While changes in market value will not impact a municipality’s tax revenue, it can impact an individual’s property tax bill. For example, if an individual property’s value increases by five per cent, but the average property value in the municipality increases by seven per cent, the property owner would see a lower than average tax increase. In contrast, if an individual property’s value increases by five per cent, but the average property value increases only two per cent, the property owner would see a higher than average tax increase.
Cost recovery of utility services
The cost to deliver water and wastewater services can often represent one of the largest expenditures for an urban municipality. Due to this high cost, a municipality’s approach to utility fees can have a significant impact on its taxation levels. For instance, some municipalities have adopted a full cost pricing model so that 100 per cent of utility costs are funded by utility rates. In turn, those municipalities have the potential to offer lower property tax rates. In other cases, municipalities may choose to subsidize a portion of water and wastewater service costs through property taxes, and in turn, may have lower water rates but may have higher taxes.

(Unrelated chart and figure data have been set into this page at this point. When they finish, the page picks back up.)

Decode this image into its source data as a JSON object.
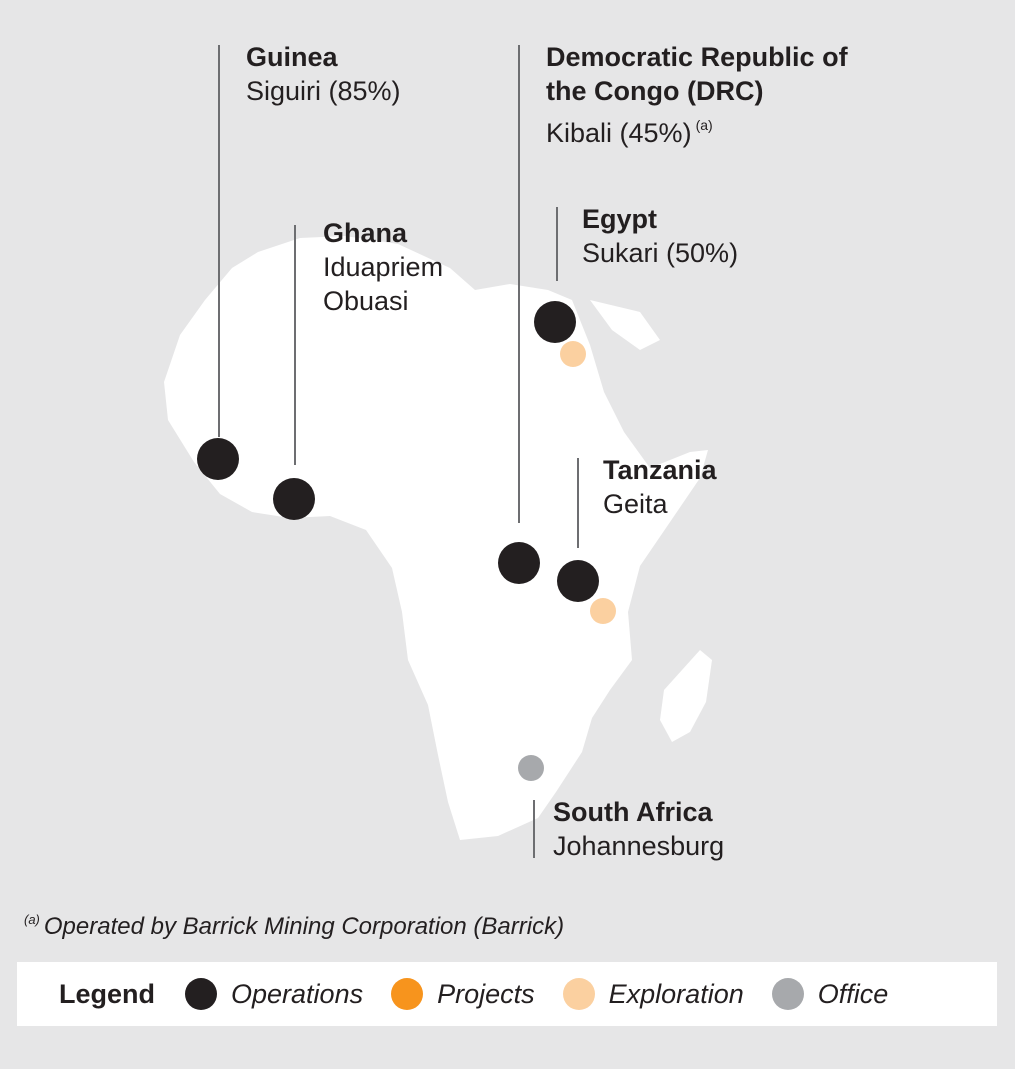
{
  "colors": {
    "background": "#e6e6e7",
    "land": "#ffffff",
    "operations": "#231f20",
    "projects": "#f7941d",
    "exploration": "#fbd0a0",
    "office": "#a7a9ac",
    "leader": "#6d6e71"
  },
  "labels": {
    "guinea": {
      "country": "Guinea",
      "sites": [
        "Siguiri (85%)"
      ]
    },
    "drc": {
      "country_line1": "Democratic Republic of",
      "country_line2": "the Congo (DRC)",
      "site": "Kibali (45%)",
      "note": "(a)"
    },
    "ghana": {
      "country": "Ghana",
      "sites": [
        "Iduapriem",
        "Obuasi"
      ]
    },
    "egypt": {
      "country": "Egypt",
      "sites": [
        "Sukari (50%)"
      ]
    },
    "tanzania": {
      "country": "Tanzania",
      "sites": [
        "Geita"
      ]
    },
    "south_africa": {
      "country": "South Africa",
      "sites": [
        "Johannesburg"
      ]
    }
  },
  "footnote": {
    "marker": "(a)",
    "text": "Operated by Barrick Mining Corporation (Barrick)"
  },
  "legend": {
    "title": "Legend",
    "items": [
      {
        "label": "Operations",
        "type": "operations"
      },
      {
        "label": "Projects",
        "type": "projects"
      },
      {
        "label": "Exploration",
        "type": "exploration"
      },
      {
        "label": "Office",
        "type": "office"
      }
    ]
  },
  "markers": [
    {
      "site": "Siguiri",
      "type": "operations"
    },
    {
      "site": "Ghana",
      "type": "operations"
    },
    {
      "site": "Sukari",
      "type": "operations"
    },
    {
      "site": "Egypt exploration",
      "type": "exploration"
    },
    {
      "site": "Kibali",
      "type": "operations"
    },
    {
      "site": "Geita",
      "type": "operations"
    },
    {
      "site": "Tanzania exploration",
      "type": "exploration"
    },
    {
      "site": "Johannesburg",
      "type": "office"
    }
  ]
}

This distinction between full and partial cost pricing of utilities is worth noting because municipalities are often compared in terms of their tax rates. However, one must consider the extent to which each municipality uses fees versus taxes to fund expenses. This issue is more noteworthy when comparing rural and urban tax rates where rural municipalities are typically not responsible for water and wastewater services. In those comparisons, one must consider how much of the urban municipality’s taxes are used to fund utility services as well as other unique costs.
While the cost of water is influenced by regional factors, the extent to which municipalities fund their water and wastewater services through property taxes is also a key factor in why municipal water rates in Alberta can range from less than $1 per m3 and others are over $5 per m3.

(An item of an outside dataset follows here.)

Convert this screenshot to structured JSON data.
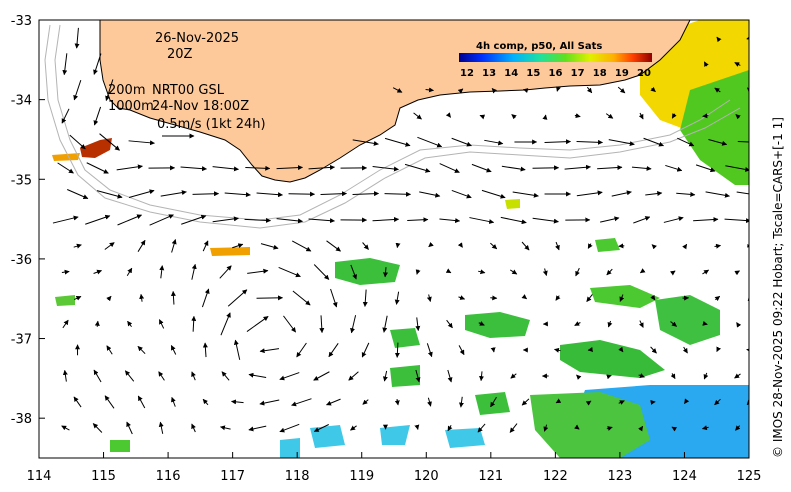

AUMA has resources on how to plan and fund municipal water and wastewater systems as part of an overall focus on water conservation. Studies have shown that households will reduce their water consumption if municipalities install metering systems and bill users based on the volume of water used. Furthermore, if municipalities use a full cost pricing model, then residents and businesses will know the true cost of water instead of hiding a portion of that cost within property taxes. That knowledge can influence usage patterns such that users and municipalities can reduce their overall costs.
Tax implications of an annexation
When a municipality annexes land from another municipality, the terms of the annexation will generally include an agreement on how properties within the annexation area are to be taxed for a defined period of time. Each annexation agreement will be different, but agreements generally involve a restriction on tax rates unless a landowner chooses to subdivide or rezone their property, or the time limit of the agreement expires. One should refer to their local agreement for an understanding of the terms of the arrangement.